Food as a solution, not a problem
Bury’s team are deliberate about reframing the food narrative. “The food system used to blame individuals for making poor choices,” Vale says. “I prefer to ask: what can we do so that everyone has a choice?”
Initiatives like the Bury Food Festival celebrate cultural diversity and community pride while linking food with the borough’s arts and regeneration strategies. “We want to show that food can be the solution,” says Catterall. “It’s about the true value of food.”
We’re using food to build skills and local resilience
Recognition and regional leadership
Bury’s work has gained recognition far beyond its borders. The team has presented at Oxford University, Westminster, and London City Hall, where they were introduced as “trailblazers of sustainable food in the UK.”
The market’s role in the national Healthy Start voucher scheme has become a model for community wealth building, connecting local families with local traders. Meanwhile, Catterall’s leadership of a new Greater Manchester Markets Board is helping professionalise markets across the region and position them as tools for regeneration and food access.
Learning from Europe
Although no longer in the EU, Bury continues to look outward. Participation in European projects has proved vital for new ideas and credibility.
In 2023, the borough joined the EU Cascades Cities peer-learning programme, pairing with Copenhagen, a global leader in organic procurement. “It was phenomenal,” recalls Vale. “We saw purpose-built food schools where chefs led food education and 90% of food was organic. It gave us a vision of what good looks like.”
Catterall says the experience reshaped local strategy: “We came home determined to change how we procure food and to link it to social dining, arts and culture, and town-centre regeneration. It all stems from what we saw in Copenhagen.”

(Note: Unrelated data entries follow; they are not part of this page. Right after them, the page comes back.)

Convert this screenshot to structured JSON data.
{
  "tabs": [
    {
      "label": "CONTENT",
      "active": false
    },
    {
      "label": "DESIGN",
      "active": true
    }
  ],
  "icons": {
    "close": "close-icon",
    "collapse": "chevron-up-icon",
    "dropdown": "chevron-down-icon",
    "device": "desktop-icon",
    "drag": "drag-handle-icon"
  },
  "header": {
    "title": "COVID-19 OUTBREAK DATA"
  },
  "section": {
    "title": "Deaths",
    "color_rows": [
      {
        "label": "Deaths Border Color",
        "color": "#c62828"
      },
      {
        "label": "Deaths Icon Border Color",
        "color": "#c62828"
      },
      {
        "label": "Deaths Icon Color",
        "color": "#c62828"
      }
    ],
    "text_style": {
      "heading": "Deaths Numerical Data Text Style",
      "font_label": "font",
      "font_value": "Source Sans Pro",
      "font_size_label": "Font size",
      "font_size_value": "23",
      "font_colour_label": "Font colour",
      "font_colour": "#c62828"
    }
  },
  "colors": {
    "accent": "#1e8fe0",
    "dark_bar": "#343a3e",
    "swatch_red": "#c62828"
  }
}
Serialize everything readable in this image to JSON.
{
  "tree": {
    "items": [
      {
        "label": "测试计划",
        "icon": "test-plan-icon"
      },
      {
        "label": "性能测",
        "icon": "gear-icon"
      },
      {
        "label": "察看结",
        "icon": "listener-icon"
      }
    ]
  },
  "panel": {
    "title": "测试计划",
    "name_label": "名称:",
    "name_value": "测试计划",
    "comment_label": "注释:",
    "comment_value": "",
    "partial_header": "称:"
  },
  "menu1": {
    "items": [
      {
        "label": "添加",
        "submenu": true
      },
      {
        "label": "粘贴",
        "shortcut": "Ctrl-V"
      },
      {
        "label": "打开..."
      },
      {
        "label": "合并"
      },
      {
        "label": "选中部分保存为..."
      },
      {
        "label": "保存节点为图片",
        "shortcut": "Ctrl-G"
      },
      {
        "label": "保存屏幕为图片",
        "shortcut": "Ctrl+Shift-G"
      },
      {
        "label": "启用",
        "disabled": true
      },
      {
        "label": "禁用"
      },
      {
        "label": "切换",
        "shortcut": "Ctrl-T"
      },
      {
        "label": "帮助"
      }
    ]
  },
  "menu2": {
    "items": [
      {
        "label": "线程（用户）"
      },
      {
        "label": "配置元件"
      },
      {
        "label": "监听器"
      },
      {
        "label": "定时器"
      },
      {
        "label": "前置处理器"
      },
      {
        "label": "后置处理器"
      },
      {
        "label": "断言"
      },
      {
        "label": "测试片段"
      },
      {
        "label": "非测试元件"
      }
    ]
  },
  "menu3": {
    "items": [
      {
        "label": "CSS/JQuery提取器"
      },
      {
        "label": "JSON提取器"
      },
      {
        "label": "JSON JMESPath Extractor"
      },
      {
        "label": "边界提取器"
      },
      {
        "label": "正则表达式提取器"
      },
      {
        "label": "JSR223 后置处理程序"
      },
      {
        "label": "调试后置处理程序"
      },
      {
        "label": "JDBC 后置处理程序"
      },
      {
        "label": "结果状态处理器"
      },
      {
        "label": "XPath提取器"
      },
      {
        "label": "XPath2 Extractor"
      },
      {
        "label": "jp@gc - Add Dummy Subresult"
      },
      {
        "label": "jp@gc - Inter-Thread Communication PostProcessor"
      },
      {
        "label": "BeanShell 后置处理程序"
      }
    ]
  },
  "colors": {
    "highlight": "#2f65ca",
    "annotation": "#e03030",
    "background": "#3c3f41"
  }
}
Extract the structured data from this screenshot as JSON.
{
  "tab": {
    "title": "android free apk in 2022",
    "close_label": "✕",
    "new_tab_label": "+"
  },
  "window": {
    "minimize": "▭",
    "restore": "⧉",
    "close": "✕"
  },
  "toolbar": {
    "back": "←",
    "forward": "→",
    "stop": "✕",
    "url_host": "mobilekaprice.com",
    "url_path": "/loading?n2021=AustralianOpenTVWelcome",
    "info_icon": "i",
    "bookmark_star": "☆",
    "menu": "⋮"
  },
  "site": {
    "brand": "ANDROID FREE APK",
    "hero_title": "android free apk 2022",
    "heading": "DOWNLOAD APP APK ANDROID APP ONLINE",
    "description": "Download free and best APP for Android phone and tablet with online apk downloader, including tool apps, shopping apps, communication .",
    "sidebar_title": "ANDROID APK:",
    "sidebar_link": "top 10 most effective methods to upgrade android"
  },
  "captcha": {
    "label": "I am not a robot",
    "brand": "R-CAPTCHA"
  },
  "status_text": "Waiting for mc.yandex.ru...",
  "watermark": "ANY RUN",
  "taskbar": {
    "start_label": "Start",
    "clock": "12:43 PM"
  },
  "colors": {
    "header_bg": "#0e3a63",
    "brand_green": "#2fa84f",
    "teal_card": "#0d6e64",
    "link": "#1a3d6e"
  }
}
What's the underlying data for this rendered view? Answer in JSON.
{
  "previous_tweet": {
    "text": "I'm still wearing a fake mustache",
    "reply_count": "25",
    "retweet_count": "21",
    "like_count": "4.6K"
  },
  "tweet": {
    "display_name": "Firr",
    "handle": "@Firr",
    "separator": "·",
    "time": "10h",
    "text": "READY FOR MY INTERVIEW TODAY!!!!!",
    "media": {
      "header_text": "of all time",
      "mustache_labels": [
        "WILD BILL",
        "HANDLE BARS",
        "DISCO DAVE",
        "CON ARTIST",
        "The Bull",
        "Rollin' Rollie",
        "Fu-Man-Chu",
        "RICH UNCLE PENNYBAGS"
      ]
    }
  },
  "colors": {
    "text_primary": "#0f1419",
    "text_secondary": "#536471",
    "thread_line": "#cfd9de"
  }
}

A European exchange through Cleverfood
Most recently, Bury hosted a Cleverfood peer-learning study visit, welcoming partners from across Europe to see its initiatives first-hand.
The visit featured stops at Bury Market, Dunsters Farm – a local wholesale supplier of healthy school food – and a local school canteen offering parents a remarkable five meal choices per day. Participants also met the Mayor and members of Bury Council.

The delegation drew three main lessons from the visit. First, sustaining a strong network matters: ongoing collaboration with community partners and the council keeps the Food Partnership dynamic and trusted. Second, awards and recognition are powerful motivators, with local or national accreditations helping to raise food higher on the policy agenda. Third, smart procurement is pivotal; when the whole food chain is engaged, school catering can drive healthier, more sustainable diets.
The food system used to blame individuals for making poor choices. I prefer to ask: what can we do so that everyone has a choice?
Discussions also revealed differing degrees of decentralisation in school meal systems across Europe, underscoring that strategies must be tailored to local governance structures.
Why Bury matters for Europe
For the Cleverfood project, Bury’s example captures the essence of food-system transformation at local level: a mix of cross-sector partnerships, inclusive governance, and procurement reform that turns ideals into everyday practice.
The borough’s story shows that even without major funding – England has yet to match the dedicated support for food partnerships seen in Wales and Scotland – local governments can spark systemic change through persistence, creativity, and shared purpose.
As Vale puts it: “We do all this on a shoestring. Imagine what we could do if we had proper funding.”